6. How This Compares to Prior Digital-Twin and Forecasting Work
Foresight and Cosmos
Earlier GPT-based health-trajectory forecasting systems—such as the Foresight model and Epic’s Cosmos—demonstrated that LLMs could ingest high-dimensional clinical codes and predict future states. Your own observation that Foresight used 15,000–30,000 SNOMED concepts underscores how coarse the 300-variable input to DT-GPT is. Yet DT-GPT performs strongly across three independent domains, despite having dramatically fewer inputs. This suggests an efficiency advantage conferred by narrative encoding and LLM priors.
Traditional ML forecasting models
Transformers, TFT, and gradient boosting models like LightGBM have delivered domain-specific state-of-the-art performance but generally require:
heavy preprocessing,
imputation,
strict channel alignment,
variable normalization or scaling,
bespoke architectures for each dataset.
DT-GPT operates with none of these requirements.
Causal or mechanistic models
While causal modeling provides interpretability and support for counterfactual reasoning, such models are limited by small datasets and structural assumptions.
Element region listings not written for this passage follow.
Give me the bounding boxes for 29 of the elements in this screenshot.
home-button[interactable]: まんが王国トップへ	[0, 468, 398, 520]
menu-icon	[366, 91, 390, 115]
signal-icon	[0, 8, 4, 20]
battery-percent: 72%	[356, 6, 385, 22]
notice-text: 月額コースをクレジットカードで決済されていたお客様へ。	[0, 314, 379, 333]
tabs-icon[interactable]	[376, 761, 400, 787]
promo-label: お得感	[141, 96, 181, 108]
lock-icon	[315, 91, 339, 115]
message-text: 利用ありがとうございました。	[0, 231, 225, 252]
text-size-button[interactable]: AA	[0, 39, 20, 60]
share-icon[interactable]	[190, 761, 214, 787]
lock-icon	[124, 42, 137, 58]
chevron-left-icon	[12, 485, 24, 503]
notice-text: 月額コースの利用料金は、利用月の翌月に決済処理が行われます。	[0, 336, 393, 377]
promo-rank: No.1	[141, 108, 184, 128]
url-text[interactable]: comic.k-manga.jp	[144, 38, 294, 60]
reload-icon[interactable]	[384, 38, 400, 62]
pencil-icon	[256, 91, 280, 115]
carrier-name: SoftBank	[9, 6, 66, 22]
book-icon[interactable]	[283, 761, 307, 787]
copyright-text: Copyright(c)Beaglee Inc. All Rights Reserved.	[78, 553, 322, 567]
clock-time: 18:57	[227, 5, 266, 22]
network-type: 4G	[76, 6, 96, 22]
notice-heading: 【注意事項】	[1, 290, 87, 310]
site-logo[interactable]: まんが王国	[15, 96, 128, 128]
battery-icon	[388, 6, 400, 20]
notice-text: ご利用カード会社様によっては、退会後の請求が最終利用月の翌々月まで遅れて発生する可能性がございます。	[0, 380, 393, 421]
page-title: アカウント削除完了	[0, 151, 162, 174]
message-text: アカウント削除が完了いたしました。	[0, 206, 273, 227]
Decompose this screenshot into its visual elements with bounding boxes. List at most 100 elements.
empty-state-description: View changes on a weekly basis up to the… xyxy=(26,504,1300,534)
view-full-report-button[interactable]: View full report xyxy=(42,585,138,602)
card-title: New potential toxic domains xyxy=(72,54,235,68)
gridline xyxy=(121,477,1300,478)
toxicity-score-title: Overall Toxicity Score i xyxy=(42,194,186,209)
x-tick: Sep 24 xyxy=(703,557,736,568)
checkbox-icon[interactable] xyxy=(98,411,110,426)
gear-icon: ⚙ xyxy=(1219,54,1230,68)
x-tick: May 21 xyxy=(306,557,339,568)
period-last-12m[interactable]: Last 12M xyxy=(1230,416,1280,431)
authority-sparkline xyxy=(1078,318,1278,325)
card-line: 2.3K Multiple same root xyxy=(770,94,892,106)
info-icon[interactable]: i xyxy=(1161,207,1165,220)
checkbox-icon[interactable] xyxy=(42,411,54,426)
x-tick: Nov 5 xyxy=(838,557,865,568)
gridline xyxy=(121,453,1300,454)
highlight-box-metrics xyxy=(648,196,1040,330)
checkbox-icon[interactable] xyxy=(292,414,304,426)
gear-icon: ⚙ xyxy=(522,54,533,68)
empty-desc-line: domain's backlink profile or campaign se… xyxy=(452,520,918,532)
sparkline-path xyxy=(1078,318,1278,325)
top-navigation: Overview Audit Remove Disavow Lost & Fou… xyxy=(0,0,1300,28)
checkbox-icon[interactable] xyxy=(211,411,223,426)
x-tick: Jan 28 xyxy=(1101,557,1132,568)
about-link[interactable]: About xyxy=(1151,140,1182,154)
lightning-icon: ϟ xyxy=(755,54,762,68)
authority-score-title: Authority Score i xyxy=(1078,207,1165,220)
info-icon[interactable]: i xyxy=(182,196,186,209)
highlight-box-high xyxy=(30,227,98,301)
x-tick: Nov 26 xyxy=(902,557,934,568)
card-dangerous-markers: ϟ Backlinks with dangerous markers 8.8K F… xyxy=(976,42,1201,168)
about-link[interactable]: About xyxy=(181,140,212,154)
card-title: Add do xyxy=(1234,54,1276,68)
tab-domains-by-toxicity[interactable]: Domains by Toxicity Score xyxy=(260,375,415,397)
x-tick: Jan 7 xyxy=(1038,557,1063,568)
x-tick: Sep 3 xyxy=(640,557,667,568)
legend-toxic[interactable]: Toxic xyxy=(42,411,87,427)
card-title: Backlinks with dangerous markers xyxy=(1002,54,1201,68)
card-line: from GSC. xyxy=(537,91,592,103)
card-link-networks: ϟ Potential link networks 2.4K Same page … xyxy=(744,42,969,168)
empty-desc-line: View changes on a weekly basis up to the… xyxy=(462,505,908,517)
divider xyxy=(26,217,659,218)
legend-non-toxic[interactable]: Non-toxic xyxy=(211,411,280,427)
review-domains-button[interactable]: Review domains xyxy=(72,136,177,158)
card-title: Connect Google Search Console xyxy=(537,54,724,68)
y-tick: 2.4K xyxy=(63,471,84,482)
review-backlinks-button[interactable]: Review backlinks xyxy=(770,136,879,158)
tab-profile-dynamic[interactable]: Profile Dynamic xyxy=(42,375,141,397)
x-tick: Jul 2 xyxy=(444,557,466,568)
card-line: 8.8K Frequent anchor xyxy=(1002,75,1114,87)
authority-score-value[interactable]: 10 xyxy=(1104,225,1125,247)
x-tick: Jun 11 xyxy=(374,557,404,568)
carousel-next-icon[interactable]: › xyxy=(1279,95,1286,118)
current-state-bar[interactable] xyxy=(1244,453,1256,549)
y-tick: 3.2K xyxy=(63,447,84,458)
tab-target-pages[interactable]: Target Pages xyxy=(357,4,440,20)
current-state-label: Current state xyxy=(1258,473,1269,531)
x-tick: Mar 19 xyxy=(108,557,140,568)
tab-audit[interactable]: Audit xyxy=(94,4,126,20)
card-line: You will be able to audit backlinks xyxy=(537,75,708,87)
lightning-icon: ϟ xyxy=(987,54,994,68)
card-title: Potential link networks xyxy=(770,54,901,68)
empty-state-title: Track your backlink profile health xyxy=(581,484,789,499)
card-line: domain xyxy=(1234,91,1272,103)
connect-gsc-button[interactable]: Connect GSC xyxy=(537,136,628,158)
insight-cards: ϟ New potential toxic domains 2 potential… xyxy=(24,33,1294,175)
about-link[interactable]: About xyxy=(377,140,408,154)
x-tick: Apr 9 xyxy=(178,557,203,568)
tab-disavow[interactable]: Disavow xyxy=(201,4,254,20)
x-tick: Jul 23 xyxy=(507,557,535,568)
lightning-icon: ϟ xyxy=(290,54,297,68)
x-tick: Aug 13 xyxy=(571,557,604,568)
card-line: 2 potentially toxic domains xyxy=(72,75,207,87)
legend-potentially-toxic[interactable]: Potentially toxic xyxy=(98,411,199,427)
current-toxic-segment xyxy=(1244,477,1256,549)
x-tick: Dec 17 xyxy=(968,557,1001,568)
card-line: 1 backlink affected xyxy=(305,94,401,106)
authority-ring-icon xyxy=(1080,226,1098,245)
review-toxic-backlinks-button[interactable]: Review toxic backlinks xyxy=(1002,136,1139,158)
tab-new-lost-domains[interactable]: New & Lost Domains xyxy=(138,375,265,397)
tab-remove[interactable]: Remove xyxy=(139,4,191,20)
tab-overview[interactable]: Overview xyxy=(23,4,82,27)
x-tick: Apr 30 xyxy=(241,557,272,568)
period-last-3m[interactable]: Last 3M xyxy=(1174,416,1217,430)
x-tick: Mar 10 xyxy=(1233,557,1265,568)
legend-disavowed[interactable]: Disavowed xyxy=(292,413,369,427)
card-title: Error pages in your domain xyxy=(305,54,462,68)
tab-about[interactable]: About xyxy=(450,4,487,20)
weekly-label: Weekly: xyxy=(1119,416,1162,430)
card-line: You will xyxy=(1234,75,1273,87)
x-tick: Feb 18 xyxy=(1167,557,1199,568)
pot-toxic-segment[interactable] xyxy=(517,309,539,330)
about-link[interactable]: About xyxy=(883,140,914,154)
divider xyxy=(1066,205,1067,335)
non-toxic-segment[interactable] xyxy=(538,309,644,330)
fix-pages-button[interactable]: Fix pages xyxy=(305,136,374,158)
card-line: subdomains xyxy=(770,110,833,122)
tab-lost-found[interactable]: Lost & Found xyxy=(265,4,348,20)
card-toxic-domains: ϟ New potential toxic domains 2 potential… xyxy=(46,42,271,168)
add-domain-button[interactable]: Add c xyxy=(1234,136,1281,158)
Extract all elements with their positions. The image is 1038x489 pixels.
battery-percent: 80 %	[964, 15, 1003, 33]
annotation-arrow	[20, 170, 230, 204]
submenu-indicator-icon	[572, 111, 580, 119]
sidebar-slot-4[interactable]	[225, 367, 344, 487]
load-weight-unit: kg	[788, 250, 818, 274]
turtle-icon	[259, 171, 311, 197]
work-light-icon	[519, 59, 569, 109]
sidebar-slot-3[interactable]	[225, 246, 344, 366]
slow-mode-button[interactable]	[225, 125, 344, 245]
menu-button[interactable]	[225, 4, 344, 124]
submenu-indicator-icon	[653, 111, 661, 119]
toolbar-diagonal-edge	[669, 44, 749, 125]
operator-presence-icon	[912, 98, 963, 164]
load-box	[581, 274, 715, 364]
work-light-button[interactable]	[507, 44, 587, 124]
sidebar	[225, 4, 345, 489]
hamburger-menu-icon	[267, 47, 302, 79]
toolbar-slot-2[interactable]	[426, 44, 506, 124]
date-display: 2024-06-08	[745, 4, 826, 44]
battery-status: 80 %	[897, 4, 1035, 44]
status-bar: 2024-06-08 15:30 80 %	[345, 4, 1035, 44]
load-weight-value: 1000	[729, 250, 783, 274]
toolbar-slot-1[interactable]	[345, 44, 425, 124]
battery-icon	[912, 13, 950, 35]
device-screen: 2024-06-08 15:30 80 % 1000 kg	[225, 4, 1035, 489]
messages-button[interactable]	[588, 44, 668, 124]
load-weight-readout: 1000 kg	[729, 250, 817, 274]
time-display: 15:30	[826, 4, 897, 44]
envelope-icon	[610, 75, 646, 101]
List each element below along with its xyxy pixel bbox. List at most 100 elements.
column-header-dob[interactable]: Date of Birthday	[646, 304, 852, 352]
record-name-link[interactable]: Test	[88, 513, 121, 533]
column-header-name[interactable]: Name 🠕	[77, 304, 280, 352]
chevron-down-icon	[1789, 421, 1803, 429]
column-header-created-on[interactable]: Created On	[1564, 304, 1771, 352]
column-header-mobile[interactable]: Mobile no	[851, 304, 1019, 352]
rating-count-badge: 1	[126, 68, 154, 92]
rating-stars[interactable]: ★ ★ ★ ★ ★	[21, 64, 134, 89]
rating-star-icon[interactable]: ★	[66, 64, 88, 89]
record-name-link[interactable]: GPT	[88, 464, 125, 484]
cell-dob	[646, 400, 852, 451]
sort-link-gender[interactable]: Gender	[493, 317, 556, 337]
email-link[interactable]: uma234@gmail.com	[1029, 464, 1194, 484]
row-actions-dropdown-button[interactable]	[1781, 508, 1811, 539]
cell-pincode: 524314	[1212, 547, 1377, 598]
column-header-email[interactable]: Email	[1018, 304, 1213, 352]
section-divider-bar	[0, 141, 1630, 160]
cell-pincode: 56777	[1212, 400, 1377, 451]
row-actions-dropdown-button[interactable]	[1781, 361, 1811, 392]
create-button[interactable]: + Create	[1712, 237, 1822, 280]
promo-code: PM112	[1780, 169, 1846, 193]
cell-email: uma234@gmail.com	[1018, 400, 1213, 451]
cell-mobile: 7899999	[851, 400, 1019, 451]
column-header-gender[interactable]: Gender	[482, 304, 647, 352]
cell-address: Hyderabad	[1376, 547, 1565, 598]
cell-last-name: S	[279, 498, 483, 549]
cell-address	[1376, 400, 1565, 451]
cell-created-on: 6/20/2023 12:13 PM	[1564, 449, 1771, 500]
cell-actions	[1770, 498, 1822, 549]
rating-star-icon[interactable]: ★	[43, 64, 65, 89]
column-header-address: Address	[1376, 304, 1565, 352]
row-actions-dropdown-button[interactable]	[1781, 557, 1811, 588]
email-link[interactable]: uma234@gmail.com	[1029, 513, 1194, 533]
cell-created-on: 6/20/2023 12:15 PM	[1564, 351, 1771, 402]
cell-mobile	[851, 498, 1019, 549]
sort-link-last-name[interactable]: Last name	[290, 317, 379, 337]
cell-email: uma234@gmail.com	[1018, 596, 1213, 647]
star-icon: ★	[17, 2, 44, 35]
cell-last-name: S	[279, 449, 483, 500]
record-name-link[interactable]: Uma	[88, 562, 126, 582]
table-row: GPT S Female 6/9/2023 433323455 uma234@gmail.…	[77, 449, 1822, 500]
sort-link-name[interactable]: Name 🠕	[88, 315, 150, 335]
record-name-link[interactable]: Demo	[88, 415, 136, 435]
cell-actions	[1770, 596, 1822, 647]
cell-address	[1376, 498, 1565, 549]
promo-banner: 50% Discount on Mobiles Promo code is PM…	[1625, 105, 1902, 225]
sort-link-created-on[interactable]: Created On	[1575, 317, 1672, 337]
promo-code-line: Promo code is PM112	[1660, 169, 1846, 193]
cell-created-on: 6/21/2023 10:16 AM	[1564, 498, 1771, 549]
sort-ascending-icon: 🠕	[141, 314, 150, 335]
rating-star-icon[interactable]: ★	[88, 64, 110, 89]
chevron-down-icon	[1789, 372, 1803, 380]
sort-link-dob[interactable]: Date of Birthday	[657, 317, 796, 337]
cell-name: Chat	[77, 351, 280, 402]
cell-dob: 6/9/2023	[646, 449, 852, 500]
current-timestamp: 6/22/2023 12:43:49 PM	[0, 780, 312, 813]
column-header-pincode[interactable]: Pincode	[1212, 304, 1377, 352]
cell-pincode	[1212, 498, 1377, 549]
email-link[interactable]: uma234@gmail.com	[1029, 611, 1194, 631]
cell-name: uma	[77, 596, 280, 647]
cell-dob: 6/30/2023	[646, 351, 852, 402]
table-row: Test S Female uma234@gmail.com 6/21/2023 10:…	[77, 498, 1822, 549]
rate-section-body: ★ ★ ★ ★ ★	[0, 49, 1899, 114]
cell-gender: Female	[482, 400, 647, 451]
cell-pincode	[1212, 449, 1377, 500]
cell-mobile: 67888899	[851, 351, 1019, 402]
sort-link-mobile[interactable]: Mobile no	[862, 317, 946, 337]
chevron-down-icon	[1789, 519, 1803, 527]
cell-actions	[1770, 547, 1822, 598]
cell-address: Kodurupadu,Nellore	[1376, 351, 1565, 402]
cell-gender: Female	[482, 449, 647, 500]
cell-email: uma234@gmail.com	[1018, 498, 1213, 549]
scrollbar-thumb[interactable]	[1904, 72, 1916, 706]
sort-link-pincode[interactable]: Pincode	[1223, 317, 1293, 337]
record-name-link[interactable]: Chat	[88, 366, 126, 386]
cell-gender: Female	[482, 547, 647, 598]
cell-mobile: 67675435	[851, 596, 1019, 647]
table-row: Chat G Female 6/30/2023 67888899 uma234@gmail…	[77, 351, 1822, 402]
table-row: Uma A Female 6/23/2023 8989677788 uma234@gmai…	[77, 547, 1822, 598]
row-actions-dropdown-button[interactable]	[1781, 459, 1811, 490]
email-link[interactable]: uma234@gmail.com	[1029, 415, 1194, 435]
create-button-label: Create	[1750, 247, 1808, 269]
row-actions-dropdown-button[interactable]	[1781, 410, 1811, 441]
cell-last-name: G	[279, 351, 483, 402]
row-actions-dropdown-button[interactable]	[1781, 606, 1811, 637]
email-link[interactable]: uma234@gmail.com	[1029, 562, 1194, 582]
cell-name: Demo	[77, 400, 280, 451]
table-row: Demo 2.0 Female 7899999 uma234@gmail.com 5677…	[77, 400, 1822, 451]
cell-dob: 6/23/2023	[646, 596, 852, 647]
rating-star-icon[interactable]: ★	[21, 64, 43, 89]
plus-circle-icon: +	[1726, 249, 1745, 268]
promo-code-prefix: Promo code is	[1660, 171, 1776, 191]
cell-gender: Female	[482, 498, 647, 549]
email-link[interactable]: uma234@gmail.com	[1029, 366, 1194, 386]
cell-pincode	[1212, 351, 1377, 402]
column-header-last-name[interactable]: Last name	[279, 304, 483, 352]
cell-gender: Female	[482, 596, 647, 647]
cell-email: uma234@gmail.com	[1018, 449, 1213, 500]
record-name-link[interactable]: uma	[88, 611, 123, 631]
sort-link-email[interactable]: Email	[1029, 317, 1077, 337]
DT-GPT demonstrates that generative LLMs can implicitly learn relationships without explicit causal modeling, although future systems may combine the two approaches.
7. Why LLMs Are a Natural Fit for Digital Twins
From the evidence in the paper, several principles emerge:
LLMs learn from heterogeneous, irregular, and incomplete sequences, mimicking how clinicians reason from imperfect records.
They can integrate multimodal inputs using a single text interface, removing the need for complex feature engineering pipelines.
LLMs leverage pre-trained biomedical knowledge, enabling zero-shot performance and better generalization.
Conversational interfaces support interpretability and counterfactual exploration, which are essential for clinical decision making.
Generative modeling yields multi-trajectory simulation, mimicking the stochastic nature of disease progression.
Taken together, these properties form the bedrock of a digital twin: a high-dimensional, personalized, explanatory, and dynamically evolving model of the patient.
8. Conclusion
DT-GPT demonstrates that LLMs can reliably forecast real-world clinical trajectories across domains as different as oncology, critical care, and neurodegeneration. It performs robustly with minimal preprocessing, maintains biological coherence, provides interpretable rationales, and even predicts variables it was never trained on.
While the system remains limited by sequence length, rare-event under-prediction, and the ever-present risk of hallucination, its performance shows that LLM-based digital twins are rapidly moving from conceptual vision to operational reality.
Future work will require larger context windows, hybrid causal-generative architectures, multimodal ingestion (images, genomics, notes), and rigorous safety validation. But the trajectory is clear: LLMs are uniquely aligned with the demands of digital-twin modeling, and DT-GPT represents a significant milestone in that direction.